Dr. Taskiran adds that kids with DMDD can be very difficult for families to deal with, and can result in a lot of conflict between parents. When they’re trying to manage huge tantrums, differences in child-rearing practices are heightened, and it may feel as if the family is falling apart. Sometimes just getting a clear diagnosis can be a big relief.
That’s an important point, says Dr. Taskiran. “Children with DMDD are often not understood well, even by mental health professionals. Parents are at a loss. Once they understand what it is, and what can you do — that they’re not powerless — they see the light at the end of the tunnel.”
And it can be a relief to the children, too, adds Dr.

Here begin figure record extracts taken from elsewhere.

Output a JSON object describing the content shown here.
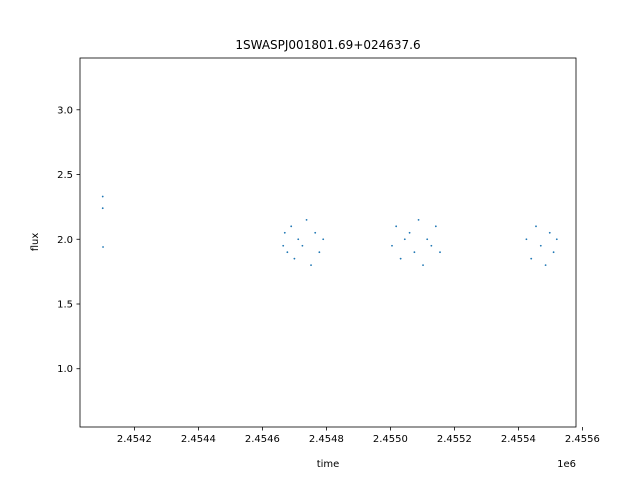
{
  "chart_data": {
    "type": "scatter",
    "title": "1SWASPJ001801.69+024637.6",
    "xlabel": "time",
    "ylabel": "flux",
    "x_offset_label": "1e6",
    "xlim": [
      2454030,
      2455580
    ],
    "ylim": [
      0.55,
      3.4
    ],
    "x_ticks": [
      2454200,
      2454400,
      2454600,
      2454800,
      2455000,
      2455200,
      2455400,
      2455600
    ],
    "x_tick_labels": [
      "2.4542",
      "2.4544",
      "2.4546",
      "2.4548",
      "2.4550",
      "2.4552",
      "2.4554",
      "2.4556"
    ],
    "y_ticks": [
      1.0,
      1.5,
      2.0,
      2.5,
      3.0
    ],
    "y_tick_labels": [
      "1.0",
      "1.5",
      "2.0",
      "2.5",
      "3.0"
    ],
    "grid": false,
    "marker_color": "#1f77b4",
    "series": [
      {
        "x": [
          2454101,
          2454101,
          2454102,
          2454665,
          2454670,
          2454678,
          2454690,
          2454700,
          2454712,
          2454725,
          2454738,
          2454752,
          2454765,
          2454778,
          2454790,
          2455005,
          2455018,
          2455032,
          2455045,
          2455060,
          2455075,
          2455088,
          2455102,
          2455115,
          2455128,
          2455142,
          2455155,
          2455425,
          2455440,
          2455455,
          2455470,
          2455485,
          2455498,
          2455510,
          2455520
        ],
        "y": [
          2.33,
          2.24,
          1.94,
          1.95,
          2.05,
          1.9,
          2.1,
          1.85,
          2.0,
          1.95,
          2.15,
          1.8,
          2.05,
          1.9,
          2.0,
          1.95,
          2.1,
          1.85,
          2.0,
          2.05,
          1.9,
          2.15,
          1.8,
          2.0,
          1.95,
          2.1,
          1.9,
          2.0,
          1.85,
          2.1,
          1.95,
          1.8,
          2.05,
          1.9,
          2.0
        ]
      }
    ]
  }
}
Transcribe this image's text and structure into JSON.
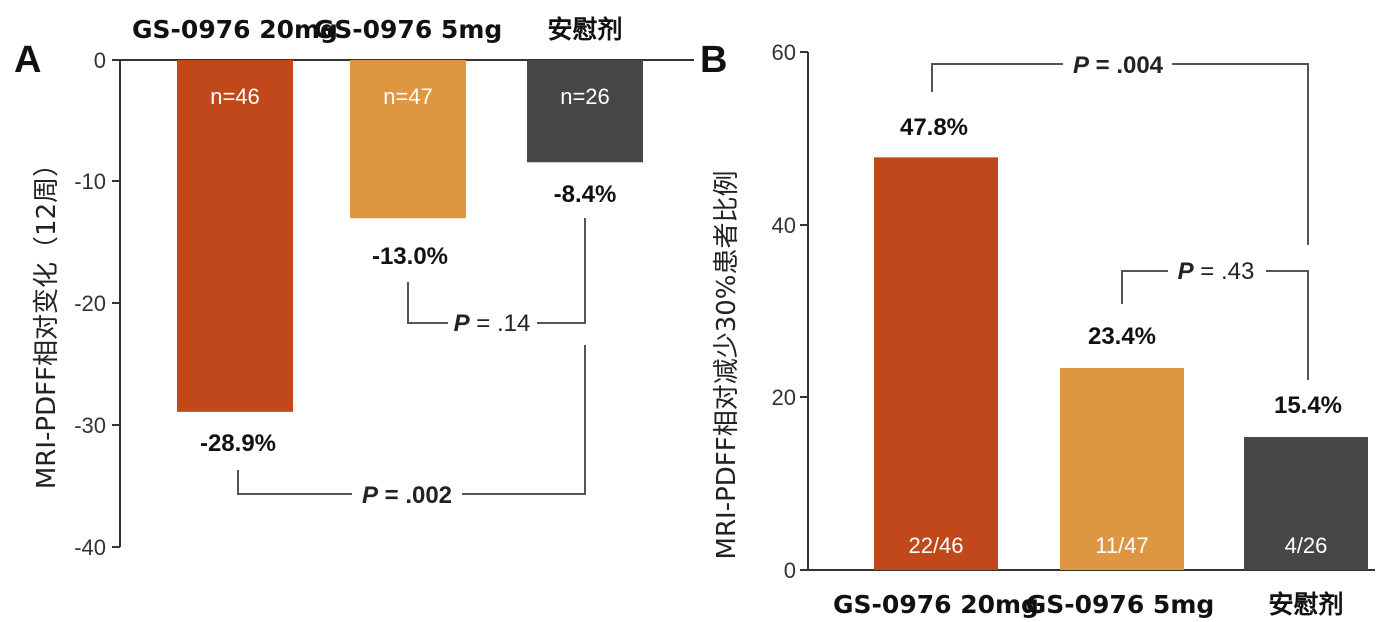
{
  "chart_data": [
    {
      "panel": "A",
      "type": "bar",
      "categories": [
        "GS-0976 20mg",
        "GS-0976 5mg",
        "安慰剂"
      ],
      "values": [
        -28.9,
        -13.0,
        -8.4
      ],
      "value_labels": [
        "-28.9%",
        "-13.0%",
        "-8.4%"
      ],
      "n_labels": [
        "n=46",
        "n=47",
        "n=26"
      ],
      "colors": [
        "#c0481a",
        "#de9640",
        "#464646"
      ],
      "ylabel": "MRI-PDFF相对变化（12周）",
      "ylim": [
        -40,
        0
      ],
      "yticks": [
        0,
        -10,
        -20,
        -30,
        -40
      ],
      "categories_position": "top",
      "p_values": [
        {
          "label": "P",
          "value": " = .14",
          "between": [
            1,
            2
          ]
        },
        {
          "label": "P",
          "value": " = .002",
          "between": [
            0,
            2
          ]
        }
      ]
    },
    {
      "panel": "B",
      "type": "bar",
      "categories": [
        "GS-0976 20mg",
        "GS-0976 5mg",
        "安慰剂"
      ],
      "values": [
        47.8,
        23.4,
        15.4
      ],
      "value_labels": [
        "47.8%",
        "23.4%",
        "15.4%"
      ],
      "n_labels": [
        "22/46",
        "11/47",
        "4/26"
      ],
      "colors": [
        "#c0481a",
        "#de9640",
        "#464646"
      ],
      "ylabel": "MRI-PDFF相对减少30%患者比例",
      "ylim": [
        0,
        60
      ],
      "yticks": [
        0,
        20,
        40,
        60
      ],
      "categories_position": "bottom",
      "p_values": [
        {
          "label": "P",
          "value": " = .004",
          "between": [
            0,
            2
          ]
        },
        {
          "label": "P",
          "value": " = .43",
          "between": [
            1,
            2
          ]
        }
      ]
    }
  ]
}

Samar. “These kids are really capable of changing. It can be very intense, but once they know the way to manage themselves and get control back, they can be very motivated and successful.”
And she notes that their emotional sensitivity can, when harnessed a different way, be a strength for them. “I think it’s really a gift,” she notes. “As much as they get this rap for being irritable and angry all the time, they’re actually incredibly strong and talented kids who just need a different way of managing that emotion. They’re great kids and great families.”